2. **BF16 ≈ 50 % memory cut** with negligible accuracy loss for vision‑language tasks, thanks to its full FP32 exponent range.
3. FP16 kernels are plentiful on GPUs; BF16 kernels increasingly so on both CPUs & GPUs (Ampere+ / Sapphire Rapids). On unsupported hardware, PyTorch falls back to FP32.
4. **torch.set_default_dtype() changes the dtype only for *new tensors and layers you create afterward*. It doesn’t shrink the checkpoint you download; pretrained weights are still cast locally. Use it when *initializing* fresh models, but prefer the **torch_dtype=** flag (or dtype‑specific checkpoints) when loading Hugging Face models to save RAM right away.
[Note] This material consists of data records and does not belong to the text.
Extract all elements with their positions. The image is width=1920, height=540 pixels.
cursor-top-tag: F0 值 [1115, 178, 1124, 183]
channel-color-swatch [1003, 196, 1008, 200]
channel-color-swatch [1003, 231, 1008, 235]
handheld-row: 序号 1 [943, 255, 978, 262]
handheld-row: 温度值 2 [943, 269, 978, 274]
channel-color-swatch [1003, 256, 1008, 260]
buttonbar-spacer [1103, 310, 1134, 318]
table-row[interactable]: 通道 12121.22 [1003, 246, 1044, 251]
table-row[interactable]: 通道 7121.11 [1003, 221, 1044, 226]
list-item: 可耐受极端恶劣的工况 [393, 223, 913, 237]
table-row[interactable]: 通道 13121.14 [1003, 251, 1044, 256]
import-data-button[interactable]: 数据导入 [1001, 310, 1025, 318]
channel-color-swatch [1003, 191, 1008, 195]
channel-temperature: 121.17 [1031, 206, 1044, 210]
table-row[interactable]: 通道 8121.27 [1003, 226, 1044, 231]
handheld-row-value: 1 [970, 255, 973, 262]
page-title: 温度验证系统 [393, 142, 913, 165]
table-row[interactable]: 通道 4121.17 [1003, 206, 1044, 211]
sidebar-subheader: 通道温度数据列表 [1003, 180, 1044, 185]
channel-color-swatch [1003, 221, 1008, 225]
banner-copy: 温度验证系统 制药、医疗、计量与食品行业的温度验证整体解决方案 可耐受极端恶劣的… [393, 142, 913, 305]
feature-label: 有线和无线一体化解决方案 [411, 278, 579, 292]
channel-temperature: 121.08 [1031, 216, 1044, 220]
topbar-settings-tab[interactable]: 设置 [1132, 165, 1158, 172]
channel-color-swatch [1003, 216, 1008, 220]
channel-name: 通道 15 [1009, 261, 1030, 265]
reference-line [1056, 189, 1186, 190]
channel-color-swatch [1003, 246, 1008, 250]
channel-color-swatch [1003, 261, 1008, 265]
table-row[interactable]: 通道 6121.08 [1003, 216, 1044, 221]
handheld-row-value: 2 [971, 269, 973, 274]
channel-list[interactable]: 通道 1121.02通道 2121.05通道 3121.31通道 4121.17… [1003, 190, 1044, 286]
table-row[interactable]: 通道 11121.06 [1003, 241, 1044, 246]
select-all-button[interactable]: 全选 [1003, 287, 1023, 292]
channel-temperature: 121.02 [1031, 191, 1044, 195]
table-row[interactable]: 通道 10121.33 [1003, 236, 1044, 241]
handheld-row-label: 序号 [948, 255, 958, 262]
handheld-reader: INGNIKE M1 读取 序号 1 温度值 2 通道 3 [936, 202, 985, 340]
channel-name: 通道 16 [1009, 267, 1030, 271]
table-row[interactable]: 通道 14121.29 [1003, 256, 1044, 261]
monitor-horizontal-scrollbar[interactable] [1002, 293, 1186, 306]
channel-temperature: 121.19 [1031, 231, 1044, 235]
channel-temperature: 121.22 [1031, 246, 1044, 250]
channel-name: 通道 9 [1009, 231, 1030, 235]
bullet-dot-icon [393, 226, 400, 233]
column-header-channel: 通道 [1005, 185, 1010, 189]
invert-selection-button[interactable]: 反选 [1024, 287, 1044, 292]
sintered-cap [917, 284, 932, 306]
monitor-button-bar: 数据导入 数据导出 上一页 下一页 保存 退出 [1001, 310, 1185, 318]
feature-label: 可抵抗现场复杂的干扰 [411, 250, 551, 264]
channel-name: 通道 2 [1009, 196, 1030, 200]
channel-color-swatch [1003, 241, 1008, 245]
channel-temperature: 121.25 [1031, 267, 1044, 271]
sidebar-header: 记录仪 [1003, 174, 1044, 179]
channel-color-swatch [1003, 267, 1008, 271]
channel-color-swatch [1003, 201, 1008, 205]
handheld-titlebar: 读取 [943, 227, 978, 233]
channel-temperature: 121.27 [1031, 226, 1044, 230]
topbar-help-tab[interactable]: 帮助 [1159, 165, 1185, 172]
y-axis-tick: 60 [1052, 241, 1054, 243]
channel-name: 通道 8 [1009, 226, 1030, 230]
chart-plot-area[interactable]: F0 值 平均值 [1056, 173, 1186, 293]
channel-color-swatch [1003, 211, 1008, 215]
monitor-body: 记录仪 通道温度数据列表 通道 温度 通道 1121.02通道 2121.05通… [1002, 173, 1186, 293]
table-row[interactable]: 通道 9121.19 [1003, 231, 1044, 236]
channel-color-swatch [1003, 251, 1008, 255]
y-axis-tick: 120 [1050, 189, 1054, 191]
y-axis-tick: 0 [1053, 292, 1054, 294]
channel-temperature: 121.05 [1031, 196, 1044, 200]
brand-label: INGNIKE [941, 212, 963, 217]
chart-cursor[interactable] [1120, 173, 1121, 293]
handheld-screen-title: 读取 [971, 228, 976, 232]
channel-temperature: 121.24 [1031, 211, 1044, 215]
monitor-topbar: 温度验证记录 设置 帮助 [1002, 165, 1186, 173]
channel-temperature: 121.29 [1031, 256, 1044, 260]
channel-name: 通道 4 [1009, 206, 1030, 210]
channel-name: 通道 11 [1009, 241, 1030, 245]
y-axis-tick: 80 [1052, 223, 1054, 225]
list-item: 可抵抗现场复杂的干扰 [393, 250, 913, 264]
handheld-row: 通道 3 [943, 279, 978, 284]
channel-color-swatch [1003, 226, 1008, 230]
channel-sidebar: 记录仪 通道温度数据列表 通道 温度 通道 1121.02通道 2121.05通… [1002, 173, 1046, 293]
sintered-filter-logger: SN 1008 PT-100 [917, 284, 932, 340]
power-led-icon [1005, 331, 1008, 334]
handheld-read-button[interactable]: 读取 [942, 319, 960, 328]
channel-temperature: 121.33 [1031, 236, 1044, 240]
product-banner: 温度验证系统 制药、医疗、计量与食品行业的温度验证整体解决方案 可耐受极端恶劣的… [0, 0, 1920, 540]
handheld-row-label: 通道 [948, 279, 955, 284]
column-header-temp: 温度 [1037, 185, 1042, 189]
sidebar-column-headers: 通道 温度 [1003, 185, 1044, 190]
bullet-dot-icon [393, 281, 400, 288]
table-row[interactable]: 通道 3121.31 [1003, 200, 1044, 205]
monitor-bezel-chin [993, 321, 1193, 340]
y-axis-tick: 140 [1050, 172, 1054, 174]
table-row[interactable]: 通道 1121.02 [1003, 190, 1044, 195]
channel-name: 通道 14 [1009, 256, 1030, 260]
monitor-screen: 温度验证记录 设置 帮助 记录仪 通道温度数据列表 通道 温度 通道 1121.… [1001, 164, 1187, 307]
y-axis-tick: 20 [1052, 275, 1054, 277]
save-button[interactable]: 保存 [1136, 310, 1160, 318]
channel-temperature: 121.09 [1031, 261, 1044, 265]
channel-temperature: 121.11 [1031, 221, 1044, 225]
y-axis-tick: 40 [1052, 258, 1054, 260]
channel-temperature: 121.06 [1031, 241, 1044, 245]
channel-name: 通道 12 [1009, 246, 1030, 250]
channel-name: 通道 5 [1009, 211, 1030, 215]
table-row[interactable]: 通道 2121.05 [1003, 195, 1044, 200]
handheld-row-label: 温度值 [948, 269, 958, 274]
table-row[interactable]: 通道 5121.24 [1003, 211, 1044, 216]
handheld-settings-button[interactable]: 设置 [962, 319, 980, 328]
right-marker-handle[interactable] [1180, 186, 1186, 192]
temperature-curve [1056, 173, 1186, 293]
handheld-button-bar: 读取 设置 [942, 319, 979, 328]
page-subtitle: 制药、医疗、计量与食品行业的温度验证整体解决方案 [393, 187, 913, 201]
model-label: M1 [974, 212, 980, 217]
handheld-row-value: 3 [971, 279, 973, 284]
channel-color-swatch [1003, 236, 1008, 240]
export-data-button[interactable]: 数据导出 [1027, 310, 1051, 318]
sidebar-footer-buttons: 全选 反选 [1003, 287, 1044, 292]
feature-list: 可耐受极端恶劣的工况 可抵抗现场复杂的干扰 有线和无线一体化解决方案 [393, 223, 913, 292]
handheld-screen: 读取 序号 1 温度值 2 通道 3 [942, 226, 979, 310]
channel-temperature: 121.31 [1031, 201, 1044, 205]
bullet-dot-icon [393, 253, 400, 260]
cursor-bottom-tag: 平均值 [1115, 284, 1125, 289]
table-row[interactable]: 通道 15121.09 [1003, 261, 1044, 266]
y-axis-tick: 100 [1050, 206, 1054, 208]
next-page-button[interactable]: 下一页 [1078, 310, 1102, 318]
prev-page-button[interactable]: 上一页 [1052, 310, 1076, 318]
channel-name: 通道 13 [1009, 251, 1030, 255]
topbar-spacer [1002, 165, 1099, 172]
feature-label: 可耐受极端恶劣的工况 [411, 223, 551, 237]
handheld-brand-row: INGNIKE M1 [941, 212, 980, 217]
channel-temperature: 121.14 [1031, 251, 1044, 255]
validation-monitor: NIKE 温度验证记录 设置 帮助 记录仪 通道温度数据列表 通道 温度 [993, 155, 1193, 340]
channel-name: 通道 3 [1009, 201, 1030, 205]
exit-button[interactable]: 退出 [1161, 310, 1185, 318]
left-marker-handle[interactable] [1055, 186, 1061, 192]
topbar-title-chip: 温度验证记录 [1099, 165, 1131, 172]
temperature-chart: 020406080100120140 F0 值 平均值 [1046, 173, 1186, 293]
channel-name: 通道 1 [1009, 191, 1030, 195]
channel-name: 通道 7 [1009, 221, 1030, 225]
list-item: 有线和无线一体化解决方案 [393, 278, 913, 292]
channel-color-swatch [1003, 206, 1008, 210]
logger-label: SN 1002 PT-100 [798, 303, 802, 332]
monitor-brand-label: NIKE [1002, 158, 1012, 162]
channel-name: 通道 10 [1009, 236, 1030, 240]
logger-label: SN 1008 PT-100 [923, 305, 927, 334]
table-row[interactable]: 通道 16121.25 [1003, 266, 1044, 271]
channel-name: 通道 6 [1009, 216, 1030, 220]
**Practical recommendations**
1. Loading pretrained models: pass **torch_dtype=torch.bfloat16** (or float16) to from_pretrained.
2. Building new modules from scratch: temporarily call **torch.set_default_dtype(desired_dtype)** then reset so the rest of your code isn’t surprised.
3. Casting after load **(model.half())**: fine for small models or quick tests, but avoid for multi-GB checkpoints on limited RAM/VRAM.